—¡Sí que me preocupo! —replicó el otro sin dejar de bogar como un poseso—. Guardan muchas más en la mayor de las cuevas.
—¡No jodas!
—No jodo, pero ellos sí que nos van a joder si nos agarran. ¡Y ahora calla y rema!
Remaron con todas sus fuerzas ayudados por el cacique navajo y su hija, pero al llegar al final de una de las escasas rectas del sinuoso río y volverse a mirar hacia atrás advirtieron que, en efecto, varias canoas, ocupada cada una de ellas por cinco guerreros, se encontraban a unos dos kilómetros de distancia, y ganaban terreno a ojos vista.
Resultaba empeño inútil intentar competir con jóvenes guerreros acostumbrados desde siempre a bogar en aquel tipo de embarcaciones, y así parecieron entenderlo los indígenas fugitivos, por lo que abandonaron las canoas y treparon por las laderas de los acantilados, o buscaron refugio en la espesura de los pequeños cañones que surgían a uno y otro lado del cauce principal.
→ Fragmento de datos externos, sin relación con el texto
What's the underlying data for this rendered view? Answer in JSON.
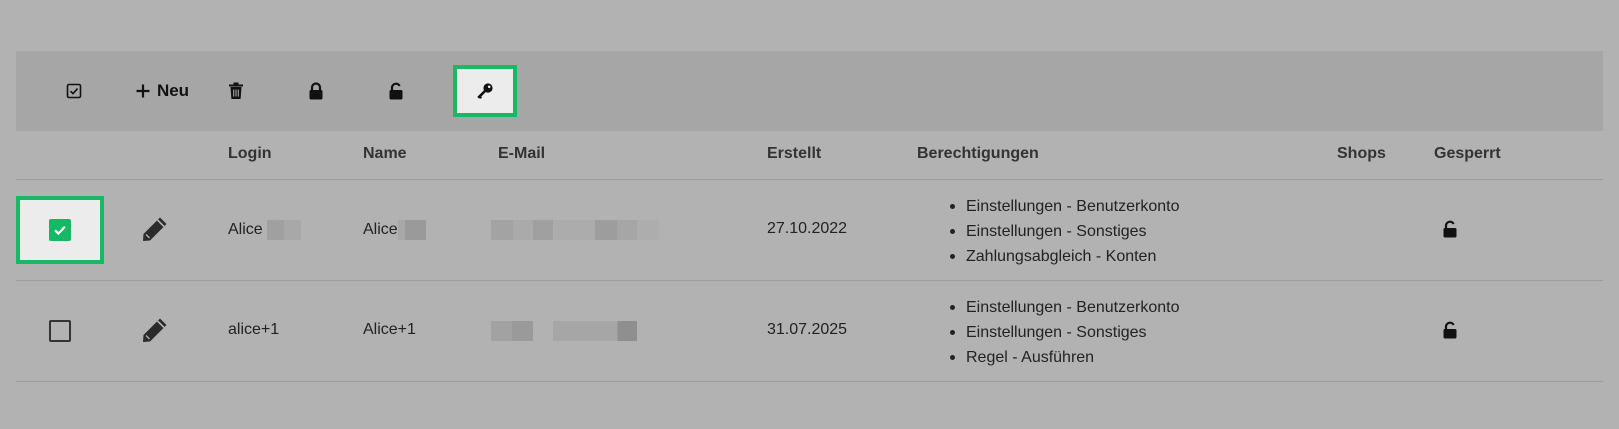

Evidentemente, a la hora de huir confiaban más en sus piernas que en sus brazos.
—Tal vez deberíamos imitarlos e intentar hacernos fuertes en alguno de esos desfiladeros —aventuró un jadeante Silvestre Andújar—. Con el ritmo que llevan y el viento a favor, pronto empezarán a lanzarnos flechas, y en mitad del río no tendremos salvación.
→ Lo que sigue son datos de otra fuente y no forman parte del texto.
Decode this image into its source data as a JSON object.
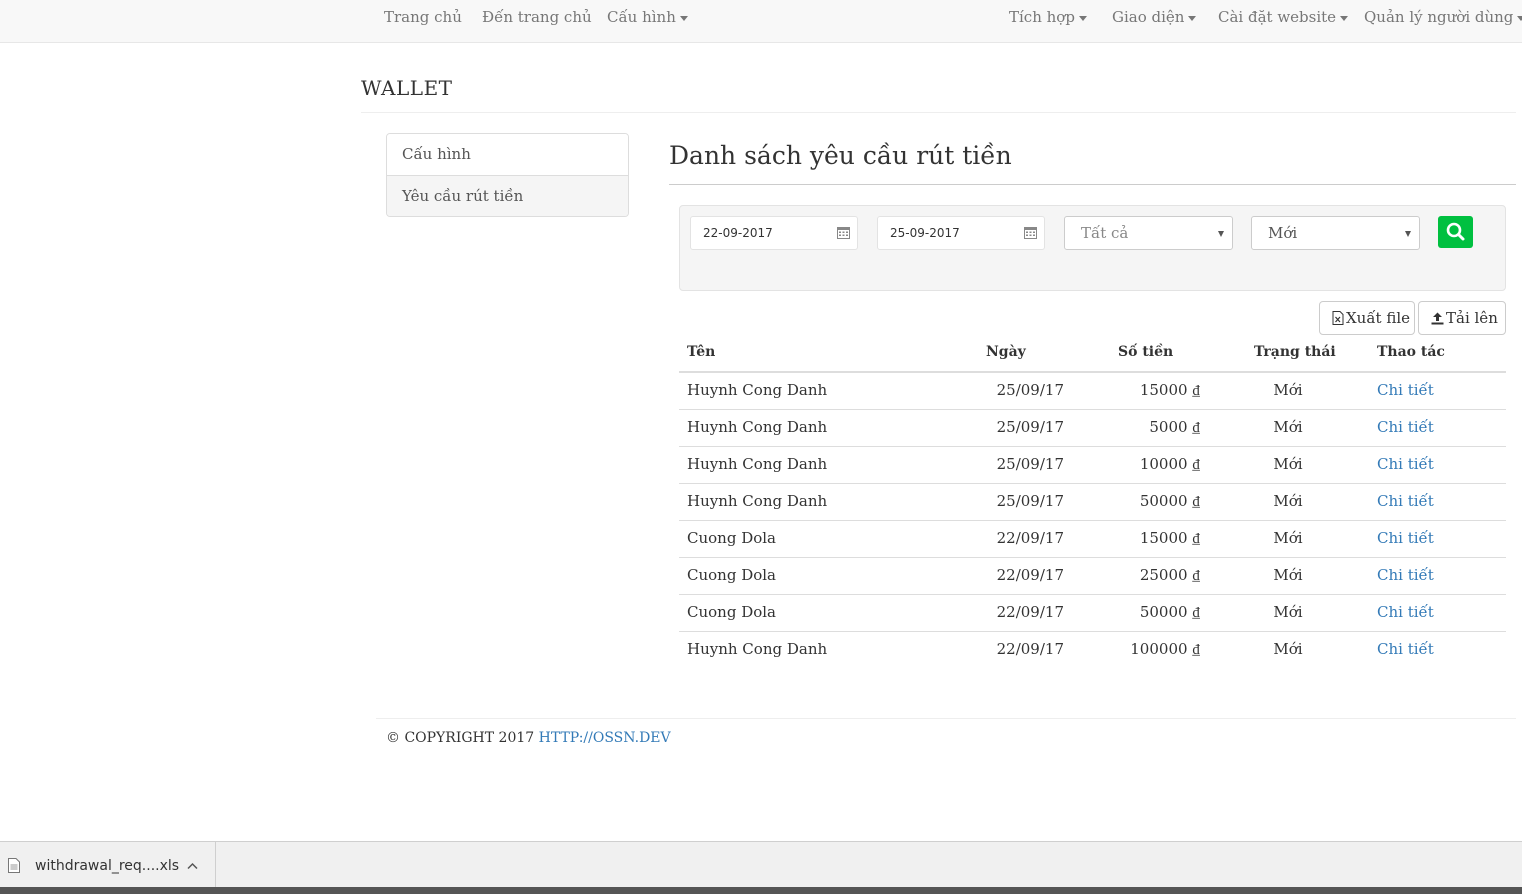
{
  "navbar": {
    "items": [
      {
        "label": "Trang chủ",
        "dropdown": false
      },
      {
        "label": "Đến trang chủ",
        "dropdown": false
      },
      {
        "label": "Cấu hình",
        "dropdown": true
      }
    ],
    "right_items": [
      {
        "label": "Tích hợp",
        "dropdown": true
      },
      {
        "label": "Giao diện",
        "dropdown": true
      },
      {
        "label": "Cài đặt website",
        "dropdown": true
      },
      {
        "label": "Quản lý người dùng",
        "dropdown": true
      }
    ]
  },
  "admin_title": "WALLET",
  "sidebar": {
    "items": [
      {
        "label": "Cấu hình",
        "active": false
      },
      {
        "label": "Yêu cầu rút tiền",
        "active": true
      }
    ]
  },
  "page_heading": "Danh sách yêu cầu rút tiền",
  "filters": {
    "from_date": "22-09-2017",
    "to_date": "25-09-2017",
    "type_select": "Tất cả",
    "status_select": "Mới",
    "search_icon": "search-icon",
    "calendar_icon": "calendar-icon"
  },
  "actions": {
    "export_label": "Xuất file",
    "upload_label": "Tải lên"
  },
  "table": {
    "headers": [
      "Tên",
      "Ngày",
      "Số tiền",
      "Trạng thái",
      "Thao tác"
    ],
    "rows": [
      {
        "name": "Huynh Cong Danh",
        "date": "25/09/17",
        "amount": "15000 ₫",
        "status": "Mới",
        "action": "Chi tiết"
      },
      {
        "name": "Huynh Cong Danh",
        "date": "25/09/17",
        "amount": "5000 ₫",
        "status": "Mới",
        "action": "Chi tiết"
      },
      {
        "name": "Huynh Cong Danh",
        "date": "25/09/17",
        "amount": "10000 ₫",
        "status": "Mới",
        "action": "Chi tiết"
      },
      {
        "name": "Huynh Cong Danh",
        "date": "25/09/17",
        "amount": "50000 ₫",
        "status": "Mới",
        "action": "Chi tiết"
      },
      {
        "name": "Cuong Dola",
        "date": "22/09/17",
        "amount": "15000 ₫",
        "status": "Mới",
        "action": "Chi tiết"
      },
      {
        "name": "Cuong Dola",
        "date": "22/09/17",
        "amount": "25000 ₫",
        "status": "Mới",
        "action": "Chi tiết"
      },
      {
        "name": "Cuong Dola",
        "date": "22/09/17",
        "amount": "50000 ₫",
        "status": "Mới",
        "action": "Chi tiết"
      },
      {
        "name": "Huynh Cong Danh",
        "date": "22/09/17",
        "amount": "100000 ₫",
        "status": "Mới",
        "action": "Chi tiết"
      }
    ]
  },
  "footer": {
    "copyright": "© COPYRIGHT 2017",
    "link": "HTTP://OSSN.DEV"
  },
  "download_bar": {
    "file_name": "withdrawal_req....xls"
  },
  "colors": {
    "link": "#337ab7",
    "search_button": "#00c040",
    "navbar_bg": "#f8f8f8"
  }
}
Sin dejar de remar ni un solo instante, el canario comprobó que los temores de andaluz parecían plenamente fundados, pero aun así no hizo comentario alguno hasta el momento en que divisó entre unas rocas una de las canoas que habían dejado en su huida los esclavos que les precedían.
—¡Dirígete hacia ella! —ordenó—. ¡Deprisa!
—¿Para qué?
—¡Ya lo verás!
Vararon a menos de tres metros de distancia del punto indicado; el gomero saltó ágilmente a tierra armado de su afilado machete y, abalanzándose sobre la embarcación abandonada, la cortó a todo lo ancho justo por la mitad.
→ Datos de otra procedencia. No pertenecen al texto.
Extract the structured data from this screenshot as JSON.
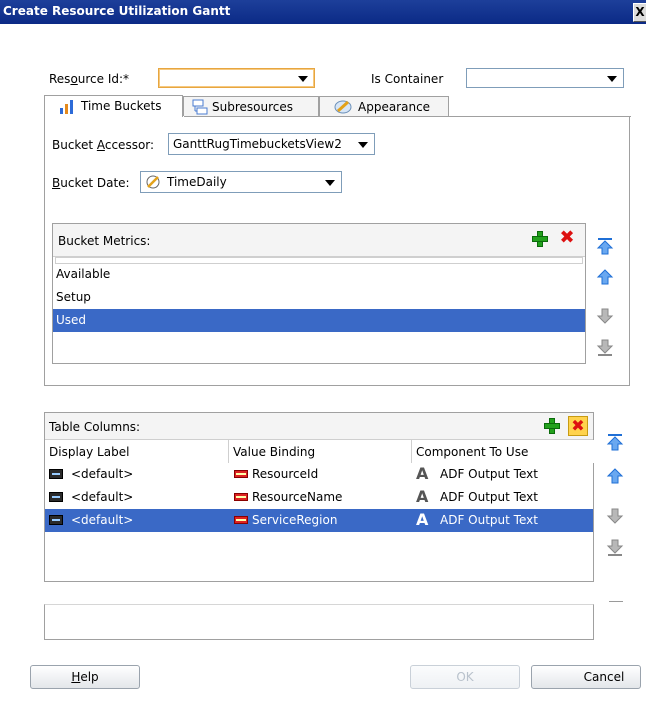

Tras arrojar al agua la parte de popa, comenzó a saltar como un poseso sobre la de proa hasta que consiguió quebrar las ramas de tal forma que poco después abrió lo que había quedado de canoa como si se tratara de un libro o un pez rajado por la mitad.
Sus perseguidores se aproximaban a marchas forzadas, y el canario calculó que se encontraban ya a unos quinientos metros de distancia, pero pese a ello no pareció perder la calma, cargó con lo poco que quedaba de la destrozada embarcación original y lo atravesó sobre los dos cascos de aquella en la que navegaban.
A continuación ató a la punta de la proa uno de los extremos de su inseparable pértiga y tiró de ella hacia atrás alzándola a modo de mástil, de tal modo que el fondo de delgadas pieles se convirtió en una especie de rústica y estrafalaria vela que captaba con cierta facilidad el viento que llegaba de río arriba.
—¡Tienen que sujetarla con fuerza! —aulló el gomero dirigiéndose a Andújar pero haciendo claros gestos para que los indígenas entendieran lo que pretendía de ellos—. ¡Con todas sus fuerzas!
Empujó al agua la embarcación, saltó dentro y remó hasta que se colocaron de nuevo en el centro de la corriente.
Una primera flecha cayó a menos de cincuenta metros a sus espaldas.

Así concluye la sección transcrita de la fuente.